[Note: This was originally published on January 6, 2015 at Melotic.com and is not an endorsement nor should it be construed as investment advice. Conduct thorough due diligence.]
Below are a bakers dozen projects undertaken in the past 18 months that used some form of crowdsale (ICO, ITO):
- Mastercoin raised 4,740 BTC in August 2013
- NXT raised 21 BTC in November 2013
- Maidsafe raised 7,368 BTC and “95,000 MSC” / BitAngels ‘loan’ in April 2014
- Swarm raised 1,252 BTC in June 2014
- Bitshares AGS raised 5,621 BTC and 415k Protoshares in July 2014
- Viacoin raised 610 BTC in July 2014
- Ethereum raised 31,529 BTC in August 2014
- StorJ raised 910 BTC in August 2014
- SuperNET raised 1,201 BTC and “4,536 BTC equivalent” in Sept 2014
- Peertracks (Bitshares music) raised ~1,436 BTC in November 2014
- Bitbay raised 5,000 BTC in November 2014
- Ziftr raised around “2,000” BTC (more than $650k) in Dec 2014
- Gems raised 2,600 BTC in Dec 2014
The noticeable trend is that despite claims of their upcoming demise, neither appcoins nor altcoins stopped being created. Perhaps this will change in the future, but portions of the cryptocurrency community as a whole seems to want to continue to try and fund projects in this way.
Why?
Developing new features costs man-hours and even with a highly skilled team, it can be cost prohibitive. For instance, last October, Blockstream raised $21 million from 40 investors to create new extensibility to Bitcoin’s blockchain through a two-way peg called “sidechains.”
On the face of it would seem as if this type of infrastructure (reusing a tested system like Bitcoin’s blockchain) would incentivize altcoin developers to move or start their project on one of these chains. But from a funding perspective, it may be cost prohibitive in that development teams need to be paid and historically have found pre-sales, pre-mining and pre-allocations – such as those above – as a way to fund continued development.
How to compete with that?
For example, according to Coinmarketcap there are currently 10 “coins” that have a ‘marketcap’ larger than $10 million (recall that Jonathan Levin’s definition of a ‘narrow money stock’ is probably more appropriate). While some coins are more liquid than others, it is unlikely that an entity like Blockstream could provide a similar amount of funding for those projects (perhaps they or others will set up a fund for this at a later date to do that).
Either way, the merits of sidechains (there are multiple proposals, of which Blockstream’s is the farthest along) is a topic for another time.

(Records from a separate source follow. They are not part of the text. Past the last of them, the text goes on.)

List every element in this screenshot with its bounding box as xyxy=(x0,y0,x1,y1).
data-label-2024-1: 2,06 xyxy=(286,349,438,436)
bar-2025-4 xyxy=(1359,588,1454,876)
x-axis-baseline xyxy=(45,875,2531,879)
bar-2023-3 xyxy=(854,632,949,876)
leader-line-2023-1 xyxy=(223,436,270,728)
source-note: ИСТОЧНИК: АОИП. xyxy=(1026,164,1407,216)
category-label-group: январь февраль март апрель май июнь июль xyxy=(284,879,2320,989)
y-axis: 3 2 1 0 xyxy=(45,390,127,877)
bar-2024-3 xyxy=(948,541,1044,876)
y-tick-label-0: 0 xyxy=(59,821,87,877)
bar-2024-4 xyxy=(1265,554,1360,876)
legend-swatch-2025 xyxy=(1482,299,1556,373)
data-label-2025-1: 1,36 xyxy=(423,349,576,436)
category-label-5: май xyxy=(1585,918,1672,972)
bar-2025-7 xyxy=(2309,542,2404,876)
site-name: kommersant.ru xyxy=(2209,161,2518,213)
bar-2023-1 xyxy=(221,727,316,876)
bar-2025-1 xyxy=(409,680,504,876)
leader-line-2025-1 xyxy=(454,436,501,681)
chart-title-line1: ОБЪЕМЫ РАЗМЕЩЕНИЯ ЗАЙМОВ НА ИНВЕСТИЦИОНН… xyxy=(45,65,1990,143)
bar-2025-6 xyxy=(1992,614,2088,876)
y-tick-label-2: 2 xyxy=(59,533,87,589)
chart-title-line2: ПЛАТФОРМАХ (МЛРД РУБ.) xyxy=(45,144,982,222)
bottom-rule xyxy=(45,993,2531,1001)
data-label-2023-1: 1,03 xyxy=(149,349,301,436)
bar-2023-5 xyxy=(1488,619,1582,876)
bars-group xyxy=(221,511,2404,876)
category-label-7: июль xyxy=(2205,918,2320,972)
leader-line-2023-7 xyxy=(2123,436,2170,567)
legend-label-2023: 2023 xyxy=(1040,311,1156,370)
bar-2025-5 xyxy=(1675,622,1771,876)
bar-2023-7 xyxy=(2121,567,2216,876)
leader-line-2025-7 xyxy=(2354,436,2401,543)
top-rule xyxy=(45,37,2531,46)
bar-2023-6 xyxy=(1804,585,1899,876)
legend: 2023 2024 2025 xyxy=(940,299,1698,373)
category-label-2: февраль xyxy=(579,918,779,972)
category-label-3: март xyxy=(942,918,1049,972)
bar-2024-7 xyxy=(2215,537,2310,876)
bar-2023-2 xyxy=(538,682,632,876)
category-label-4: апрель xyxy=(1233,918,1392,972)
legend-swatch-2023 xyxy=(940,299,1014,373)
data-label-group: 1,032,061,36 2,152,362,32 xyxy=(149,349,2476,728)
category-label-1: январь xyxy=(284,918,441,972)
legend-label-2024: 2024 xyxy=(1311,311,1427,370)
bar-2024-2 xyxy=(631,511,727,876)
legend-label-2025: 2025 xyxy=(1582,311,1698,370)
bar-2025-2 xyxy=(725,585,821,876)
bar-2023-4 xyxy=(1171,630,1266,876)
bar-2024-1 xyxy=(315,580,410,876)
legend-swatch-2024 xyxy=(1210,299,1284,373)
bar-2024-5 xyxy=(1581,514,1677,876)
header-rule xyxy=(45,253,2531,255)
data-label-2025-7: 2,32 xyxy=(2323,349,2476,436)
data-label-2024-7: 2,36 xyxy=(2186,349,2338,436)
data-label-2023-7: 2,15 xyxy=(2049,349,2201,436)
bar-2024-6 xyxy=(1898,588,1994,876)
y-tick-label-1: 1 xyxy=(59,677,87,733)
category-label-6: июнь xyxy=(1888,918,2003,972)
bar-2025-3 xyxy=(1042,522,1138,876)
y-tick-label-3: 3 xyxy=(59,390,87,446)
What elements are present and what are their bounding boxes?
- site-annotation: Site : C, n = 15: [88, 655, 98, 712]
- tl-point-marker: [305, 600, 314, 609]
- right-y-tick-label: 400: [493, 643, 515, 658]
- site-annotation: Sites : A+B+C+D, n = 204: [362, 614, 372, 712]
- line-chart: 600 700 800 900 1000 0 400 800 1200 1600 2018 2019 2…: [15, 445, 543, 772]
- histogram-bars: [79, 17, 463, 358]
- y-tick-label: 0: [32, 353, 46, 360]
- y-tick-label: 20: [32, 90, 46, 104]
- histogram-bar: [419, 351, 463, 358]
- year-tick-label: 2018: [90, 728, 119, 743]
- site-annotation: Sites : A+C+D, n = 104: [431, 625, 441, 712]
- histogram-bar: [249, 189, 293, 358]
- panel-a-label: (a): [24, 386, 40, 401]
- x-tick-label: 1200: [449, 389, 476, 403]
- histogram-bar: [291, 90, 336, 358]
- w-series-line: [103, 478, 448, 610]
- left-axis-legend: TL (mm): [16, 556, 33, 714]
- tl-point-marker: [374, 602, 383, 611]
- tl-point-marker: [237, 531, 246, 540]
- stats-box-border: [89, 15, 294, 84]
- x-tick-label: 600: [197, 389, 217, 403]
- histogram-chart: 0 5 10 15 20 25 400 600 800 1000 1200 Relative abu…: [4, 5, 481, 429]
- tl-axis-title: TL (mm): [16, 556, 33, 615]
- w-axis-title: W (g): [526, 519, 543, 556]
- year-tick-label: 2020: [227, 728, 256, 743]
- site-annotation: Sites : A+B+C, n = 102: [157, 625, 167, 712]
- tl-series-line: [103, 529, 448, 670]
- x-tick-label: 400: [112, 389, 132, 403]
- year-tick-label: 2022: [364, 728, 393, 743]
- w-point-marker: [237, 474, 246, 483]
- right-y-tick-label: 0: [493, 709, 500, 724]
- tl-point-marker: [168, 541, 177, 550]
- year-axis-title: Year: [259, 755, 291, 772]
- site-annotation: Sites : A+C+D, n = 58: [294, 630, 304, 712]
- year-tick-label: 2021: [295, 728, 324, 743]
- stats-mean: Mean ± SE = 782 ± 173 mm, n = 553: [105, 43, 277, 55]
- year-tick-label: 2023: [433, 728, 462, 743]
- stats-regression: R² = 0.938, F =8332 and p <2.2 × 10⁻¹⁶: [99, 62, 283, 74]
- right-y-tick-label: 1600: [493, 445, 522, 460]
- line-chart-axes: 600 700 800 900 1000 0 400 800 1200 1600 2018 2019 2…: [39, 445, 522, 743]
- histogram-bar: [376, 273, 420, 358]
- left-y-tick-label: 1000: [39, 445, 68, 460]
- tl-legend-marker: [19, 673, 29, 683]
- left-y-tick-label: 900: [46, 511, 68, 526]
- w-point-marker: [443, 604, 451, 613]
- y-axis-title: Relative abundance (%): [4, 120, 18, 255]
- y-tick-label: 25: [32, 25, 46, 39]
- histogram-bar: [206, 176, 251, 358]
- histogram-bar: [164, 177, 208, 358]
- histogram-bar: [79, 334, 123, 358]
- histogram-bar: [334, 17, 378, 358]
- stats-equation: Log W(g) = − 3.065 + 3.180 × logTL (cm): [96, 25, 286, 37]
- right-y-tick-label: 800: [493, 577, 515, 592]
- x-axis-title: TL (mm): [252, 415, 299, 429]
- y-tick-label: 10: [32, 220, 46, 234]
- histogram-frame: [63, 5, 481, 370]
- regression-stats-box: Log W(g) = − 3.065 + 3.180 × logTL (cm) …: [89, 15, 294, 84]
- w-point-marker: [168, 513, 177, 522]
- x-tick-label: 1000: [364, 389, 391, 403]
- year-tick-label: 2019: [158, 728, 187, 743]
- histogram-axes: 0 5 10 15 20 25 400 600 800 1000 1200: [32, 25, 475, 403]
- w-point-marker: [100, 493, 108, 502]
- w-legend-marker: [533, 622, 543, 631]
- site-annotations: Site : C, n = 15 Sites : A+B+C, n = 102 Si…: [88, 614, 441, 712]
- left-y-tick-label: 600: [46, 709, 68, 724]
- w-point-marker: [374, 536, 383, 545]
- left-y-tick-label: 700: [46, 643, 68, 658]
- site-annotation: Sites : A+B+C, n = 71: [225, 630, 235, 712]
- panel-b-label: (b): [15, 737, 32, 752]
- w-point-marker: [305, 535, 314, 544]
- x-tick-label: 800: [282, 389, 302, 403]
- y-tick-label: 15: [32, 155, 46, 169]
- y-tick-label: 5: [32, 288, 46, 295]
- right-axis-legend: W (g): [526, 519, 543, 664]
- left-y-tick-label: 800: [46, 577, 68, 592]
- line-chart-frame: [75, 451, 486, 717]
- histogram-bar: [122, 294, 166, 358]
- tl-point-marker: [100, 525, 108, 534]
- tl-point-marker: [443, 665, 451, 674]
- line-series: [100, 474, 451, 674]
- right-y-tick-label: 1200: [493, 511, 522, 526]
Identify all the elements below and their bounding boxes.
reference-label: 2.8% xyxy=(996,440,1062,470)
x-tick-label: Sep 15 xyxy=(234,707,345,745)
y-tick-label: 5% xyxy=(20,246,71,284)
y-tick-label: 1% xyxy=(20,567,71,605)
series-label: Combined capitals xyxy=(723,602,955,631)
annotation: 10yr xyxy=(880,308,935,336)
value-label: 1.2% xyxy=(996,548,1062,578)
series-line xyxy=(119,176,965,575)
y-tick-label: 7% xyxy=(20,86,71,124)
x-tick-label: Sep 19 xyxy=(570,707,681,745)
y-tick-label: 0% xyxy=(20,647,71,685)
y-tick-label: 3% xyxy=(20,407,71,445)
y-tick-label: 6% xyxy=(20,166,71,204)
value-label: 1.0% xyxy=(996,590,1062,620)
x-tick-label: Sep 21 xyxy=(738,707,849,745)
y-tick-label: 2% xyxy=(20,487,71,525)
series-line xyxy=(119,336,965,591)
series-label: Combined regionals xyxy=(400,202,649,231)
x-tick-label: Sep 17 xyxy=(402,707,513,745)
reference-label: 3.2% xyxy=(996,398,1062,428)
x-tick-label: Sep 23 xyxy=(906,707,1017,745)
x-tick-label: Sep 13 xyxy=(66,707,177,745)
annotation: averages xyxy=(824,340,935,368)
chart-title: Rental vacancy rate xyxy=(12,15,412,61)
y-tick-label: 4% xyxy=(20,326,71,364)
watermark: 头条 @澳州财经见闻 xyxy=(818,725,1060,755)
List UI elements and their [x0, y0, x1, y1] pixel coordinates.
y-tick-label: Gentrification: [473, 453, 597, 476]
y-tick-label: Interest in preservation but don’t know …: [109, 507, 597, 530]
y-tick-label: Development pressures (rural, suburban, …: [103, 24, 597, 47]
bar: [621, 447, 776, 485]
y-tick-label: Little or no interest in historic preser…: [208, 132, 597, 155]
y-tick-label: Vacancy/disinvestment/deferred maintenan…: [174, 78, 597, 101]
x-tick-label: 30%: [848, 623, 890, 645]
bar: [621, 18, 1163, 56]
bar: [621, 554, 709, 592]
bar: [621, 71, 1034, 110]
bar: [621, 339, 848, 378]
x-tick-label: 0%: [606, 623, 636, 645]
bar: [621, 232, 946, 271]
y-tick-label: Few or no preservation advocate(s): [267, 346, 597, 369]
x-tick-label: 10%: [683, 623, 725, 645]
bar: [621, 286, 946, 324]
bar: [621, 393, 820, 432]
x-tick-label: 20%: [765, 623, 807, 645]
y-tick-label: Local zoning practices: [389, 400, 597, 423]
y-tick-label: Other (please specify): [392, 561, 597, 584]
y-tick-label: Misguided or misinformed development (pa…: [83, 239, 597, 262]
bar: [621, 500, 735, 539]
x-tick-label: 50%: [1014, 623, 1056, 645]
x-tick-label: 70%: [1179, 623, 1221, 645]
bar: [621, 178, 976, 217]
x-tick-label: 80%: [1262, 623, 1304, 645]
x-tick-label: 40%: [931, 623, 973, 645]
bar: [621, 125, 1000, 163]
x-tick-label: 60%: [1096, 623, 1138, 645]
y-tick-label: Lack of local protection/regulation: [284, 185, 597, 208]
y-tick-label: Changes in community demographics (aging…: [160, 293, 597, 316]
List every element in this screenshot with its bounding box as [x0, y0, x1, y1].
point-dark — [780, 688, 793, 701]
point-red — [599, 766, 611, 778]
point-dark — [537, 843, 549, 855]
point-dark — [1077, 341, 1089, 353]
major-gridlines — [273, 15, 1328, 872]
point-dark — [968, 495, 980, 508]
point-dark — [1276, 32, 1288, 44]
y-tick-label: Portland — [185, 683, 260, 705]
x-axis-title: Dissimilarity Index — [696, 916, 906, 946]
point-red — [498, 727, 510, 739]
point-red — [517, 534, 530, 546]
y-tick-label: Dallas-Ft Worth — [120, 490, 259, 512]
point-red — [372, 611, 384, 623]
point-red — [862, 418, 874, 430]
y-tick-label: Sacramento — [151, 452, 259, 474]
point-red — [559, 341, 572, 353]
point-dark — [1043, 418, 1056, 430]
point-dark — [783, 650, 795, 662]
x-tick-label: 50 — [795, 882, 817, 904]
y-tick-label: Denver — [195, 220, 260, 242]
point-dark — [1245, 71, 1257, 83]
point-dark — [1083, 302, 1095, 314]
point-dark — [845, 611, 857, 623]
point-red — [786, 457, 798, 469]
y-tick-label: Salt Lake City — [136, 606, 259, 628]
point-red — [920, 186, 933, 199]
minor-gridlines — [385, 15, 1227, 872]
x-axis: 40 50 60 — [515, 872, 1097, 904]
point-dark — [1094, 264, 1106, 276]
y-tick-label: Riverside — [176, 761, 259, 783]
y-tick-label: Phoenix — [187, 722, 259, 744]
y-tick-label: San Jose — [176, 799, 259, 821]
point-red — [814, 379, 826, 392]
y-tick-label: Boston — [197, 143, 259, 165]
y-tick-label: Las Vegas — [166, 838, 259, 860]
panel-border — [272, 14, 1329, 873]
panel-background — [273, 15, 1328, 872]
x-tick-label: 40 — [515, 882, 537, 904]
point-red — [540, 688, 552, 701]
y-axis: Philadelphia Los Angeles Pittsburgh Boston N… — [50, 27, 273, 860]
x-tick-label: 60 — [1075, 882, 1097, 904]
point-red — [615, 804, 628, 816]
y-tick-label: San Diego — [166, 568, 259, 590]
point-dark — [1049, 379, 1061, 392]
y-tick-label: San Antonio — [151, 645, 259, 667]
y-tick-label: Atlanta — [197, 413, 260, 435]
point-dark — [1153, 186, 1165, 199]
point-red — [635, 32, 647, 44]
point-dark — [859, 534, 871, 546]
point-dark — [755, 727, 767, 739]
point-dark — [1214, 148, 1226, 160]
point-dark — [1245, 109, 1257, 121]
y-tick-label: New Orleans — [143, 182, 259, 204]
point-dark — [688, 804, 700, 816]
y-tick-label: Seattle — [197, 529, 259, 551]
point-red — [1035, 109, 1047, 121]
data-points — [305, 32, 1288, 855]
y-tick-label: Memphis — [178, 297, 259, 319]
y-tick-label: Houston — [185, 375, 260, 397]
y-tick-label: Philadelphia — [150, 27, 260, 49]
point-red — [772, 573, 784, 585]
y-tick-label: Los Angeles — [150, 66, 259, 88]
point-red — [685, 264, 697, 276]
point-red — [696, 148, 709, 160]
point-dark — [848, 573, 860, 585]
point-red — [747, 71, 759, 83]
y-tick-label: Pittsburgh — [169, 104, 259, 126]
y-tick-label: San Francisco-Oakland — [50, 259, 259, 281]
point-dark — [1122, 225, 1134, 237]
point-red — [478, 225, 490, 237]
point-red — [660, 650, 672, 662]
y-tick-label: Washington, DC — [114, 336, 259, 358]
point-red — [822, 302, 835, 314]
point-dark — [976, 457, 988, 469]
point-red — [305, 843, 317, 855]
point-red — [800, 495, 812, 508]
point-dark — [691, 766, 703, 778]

What about other methods of distribution such as “proof of burn”?
- Counterparty “burned” 2,130 BTC in January 2014 which effectively removed 0.01% of the monetary base.
- Dogeparty “burned” 1.85 billion dogecoin during 28 days in August/September 2014. Roughly equivalent to 2.01% of the monetary base at that time.
What about airdrops and giveaways?
- XRP (from Ripple Labs) was distributed through the Computing For Good project where a user could earn points for contributing to the World Computing Grid. Because XRP were pre-allocated, this allows for a different distribution. It ended in May 2014 due to abuse by botnets. And over the course of the endeavor, roughly 0.002 XRP were awarded per WCG point.
- Stellar initially gave away up to 6,000 stellar per verified Facebook account but was quickly abused via oDesk / Mechanical Turk (a large majority of accounts were generated via abuse). For instance, Everett Forth received 2 million on launch day.
- Ribbit.me airdropped ~200 million RibbitRewards in December 2014 to 13,730 users.
- Let’s Talk Bitcoin grandfathered in previous contributors (e.g., writers, show hosts) to receive LTBCoins. 51 million LTBCoins were handed out in its first distribution on June 27, 2014.
What does 2015 hold for these methods of fundraising and distribution? Perhaps they will indeed terminate as predicted, or perhaps market participants will use a different method of fundraising that has not been tried.